For our final speaker, a perspective from an actual academic: Simon Coles of the University of Southampton and National Crystallography Service on “DIY DOI: a researcher’s perspective on registering and citing data”.

Simon explained from the outset that he wanted to present a challenging and combative perspective, illustrating how many academics feel about the movement towards ‘open data’, and explaining how these issues relate to the actual motivations of academics. Academics, he said, are just about beginning to feel ‘herded’ to open access to ‘their’ data – and most are reacting reluctantly and experiencing it as ‘another stick to be beaten with’. To explain this reaction, Simon pointed out what traditionally motivates academics: promoting oneself, climbing the ladder in terms of research recognition and recognition in the field, beating the competition and coming out on top of one’s peers.

Simon noted that journal articles are actually a fairly small proportion of his productivity – he estimates that about 5% of the work he does goes into journal articles. Much of the rest of academic work is often effectively lost to posterity – posters, theses, talks, lectures, reports, etc. Most career academics have huge racks of material in their office, and they are very interested in self-publishing their legacy material before retirement in order to pass on their accumulated knowledge to the next generation. Certainly thought-provoking observations, raising the question of whether a focus on the archival and dissemination of publication-related data may be rather missing the point. Indeed, Simon asserted that there is a general feeling that the vast (and exponentially growing) quantity of unstructured supporting electronic data should not be part of the peer review and publication process.

Neil then showed us the reality of publication data in his field of Chemistry, demonstrating a description of information gained from chemical experiments using simple Dublin Core as a base but augmented with chemical information via Qualified Dublin Core. Of course, this practical demonstration of the existing discipline-specific approaches of the Chemistry community to managing and sharing data illustrated again that existing discipline-specific realities determine what makes sense in terms of research metadata.

Despite the initial challenging perspective, Neil’s talk became more positive as he demonstrated current practice, saying that chemists are slowly coming round to embedding DOIs into publications, pointing at datasets in institutional repositories. He and others are now starting to aggregate and combine repositories of chemical data, and using mash-ups to combine content. Neil finished by showing off the Labtrove system to enable the archiving and sharing of ‘lab notebook’ experimental metadata. Labtrove is now being introduced into Southampton’s ePrints repository, and they are now able to cite their lab notebooks.

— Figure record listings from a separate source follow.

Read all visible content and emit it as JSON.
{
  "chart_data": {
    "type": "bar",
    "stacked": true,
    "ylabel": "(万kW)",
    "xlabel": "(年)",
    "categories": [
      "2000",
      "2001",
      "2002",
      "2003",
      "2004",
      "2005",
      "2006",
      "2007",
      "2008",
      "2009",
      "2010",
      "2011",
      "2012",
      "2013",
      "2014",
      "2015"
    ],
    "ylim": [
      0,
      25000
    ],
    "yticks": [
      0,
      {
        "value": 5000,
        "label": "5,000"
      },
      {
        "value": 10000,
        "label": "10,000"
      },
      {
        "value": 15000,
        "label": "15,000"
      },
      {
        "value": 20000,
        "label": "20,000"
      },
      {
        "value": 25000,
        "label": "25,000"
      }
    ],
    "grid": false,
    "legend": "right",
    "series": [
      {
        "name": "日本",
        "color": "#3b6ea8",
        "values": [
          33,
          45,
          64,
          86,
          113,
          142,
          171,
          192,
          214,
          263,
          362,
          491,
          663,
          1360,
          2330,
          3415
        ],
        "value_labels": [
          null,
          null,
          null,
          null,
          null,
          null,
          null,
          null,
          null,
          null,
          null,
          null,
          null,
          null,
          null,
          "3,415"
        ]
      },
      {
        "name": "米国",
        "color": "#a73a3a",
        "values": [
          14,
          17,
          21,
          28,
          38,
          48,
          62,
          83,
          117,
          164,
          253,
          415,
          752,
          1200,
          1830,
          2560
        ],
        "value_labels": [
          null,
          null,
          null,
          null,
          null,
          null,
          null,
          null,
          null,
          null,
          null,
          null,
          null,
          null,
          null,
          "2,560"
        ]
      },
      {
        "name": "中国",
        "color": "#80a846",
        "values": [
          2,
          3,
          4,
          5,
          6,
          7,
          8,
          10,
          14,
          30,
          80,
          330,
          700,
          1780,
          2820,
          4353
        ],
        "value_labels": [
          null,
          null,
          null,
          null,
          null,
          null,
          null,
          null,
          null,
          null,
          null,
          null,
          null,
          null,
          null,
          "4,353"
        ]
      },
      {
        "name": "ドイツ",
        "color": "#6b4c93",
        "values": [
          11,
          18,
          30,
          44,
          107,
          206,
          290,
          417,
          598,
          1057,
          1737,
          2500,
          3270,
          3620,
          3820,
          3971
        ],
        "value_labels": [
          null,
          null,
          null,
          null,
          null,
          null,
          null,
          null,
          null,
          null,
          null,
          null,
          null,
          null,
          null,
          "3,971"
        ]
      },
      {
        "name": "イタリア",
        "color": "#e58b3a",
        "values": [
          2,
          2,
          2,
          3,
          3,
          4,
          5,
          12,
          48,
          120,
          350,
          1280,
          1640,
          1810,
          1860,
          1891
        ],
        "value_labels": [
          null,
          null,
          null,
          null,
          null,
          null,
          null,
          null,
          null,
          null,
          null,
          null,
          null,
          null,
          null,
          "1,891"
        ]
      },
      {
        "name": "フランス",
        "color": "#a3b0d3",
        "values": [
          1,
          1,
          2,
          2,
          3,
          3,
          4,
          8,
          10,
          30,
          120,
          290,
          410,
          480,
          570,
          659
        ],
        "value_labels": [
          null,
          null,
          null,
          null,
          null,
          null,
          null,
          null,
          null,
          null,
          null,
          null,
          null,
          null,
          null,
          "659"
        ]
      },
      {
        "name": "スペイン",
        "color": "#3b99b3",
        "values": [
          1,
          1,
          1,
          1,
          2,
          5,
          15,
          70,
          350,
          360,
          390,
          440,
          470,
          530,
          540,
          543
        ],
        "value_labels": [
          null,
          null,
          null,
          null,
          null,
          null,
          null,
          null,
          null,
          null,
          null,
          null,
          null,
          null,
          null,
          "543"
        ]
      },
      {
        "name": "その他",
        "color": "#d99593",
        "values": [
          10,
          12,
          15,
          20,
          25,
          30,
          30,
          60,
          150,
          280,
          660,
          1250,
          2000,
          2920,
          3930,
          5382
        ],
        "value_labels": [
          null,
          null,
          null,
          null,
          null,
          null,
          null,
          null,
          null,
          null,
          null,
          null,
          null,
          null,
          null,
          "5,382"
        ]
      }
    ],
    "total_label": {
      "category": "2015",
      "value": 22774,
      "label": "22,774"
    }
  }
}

Finally, in a good summary of several themes from the day, Neil noted that the policy for the obtaining of DOIs requires an institutional plan, discipline-level decision-making, and a sign off process.

 Take-Home Themes

All the themes above were, of course, developed further in discussions during and after lunch, and in a final session we split into groups to think about some specific problems around data versioning and citation. There’s no substitute for attendance at a DataCite workshop, but hopefully the following summary of key themes from the day will be useful both for those who attended and those who couldn’t:

  • Research datasets and publications are generally, in reality, fluid and evolving – they are increasingly being seen as versioned objects, in various contexts.
  • Diversity of material and standards means that librarians have to work closely with academics in order to define appropriate practices and appropriate metadata, as well as to enable appropriate curation of datasets.
  • Discipline-specific standards and extensions to Dublin Core are essential to making datasets re-usable.
  • Institutional policies and discipline-based sign-off are key to managing the assignment of DOIs. There’s no point assigning DOIs to ‘digital garbage’.
  • Question: Should any change to a dataset or to its metadata require a new DOI?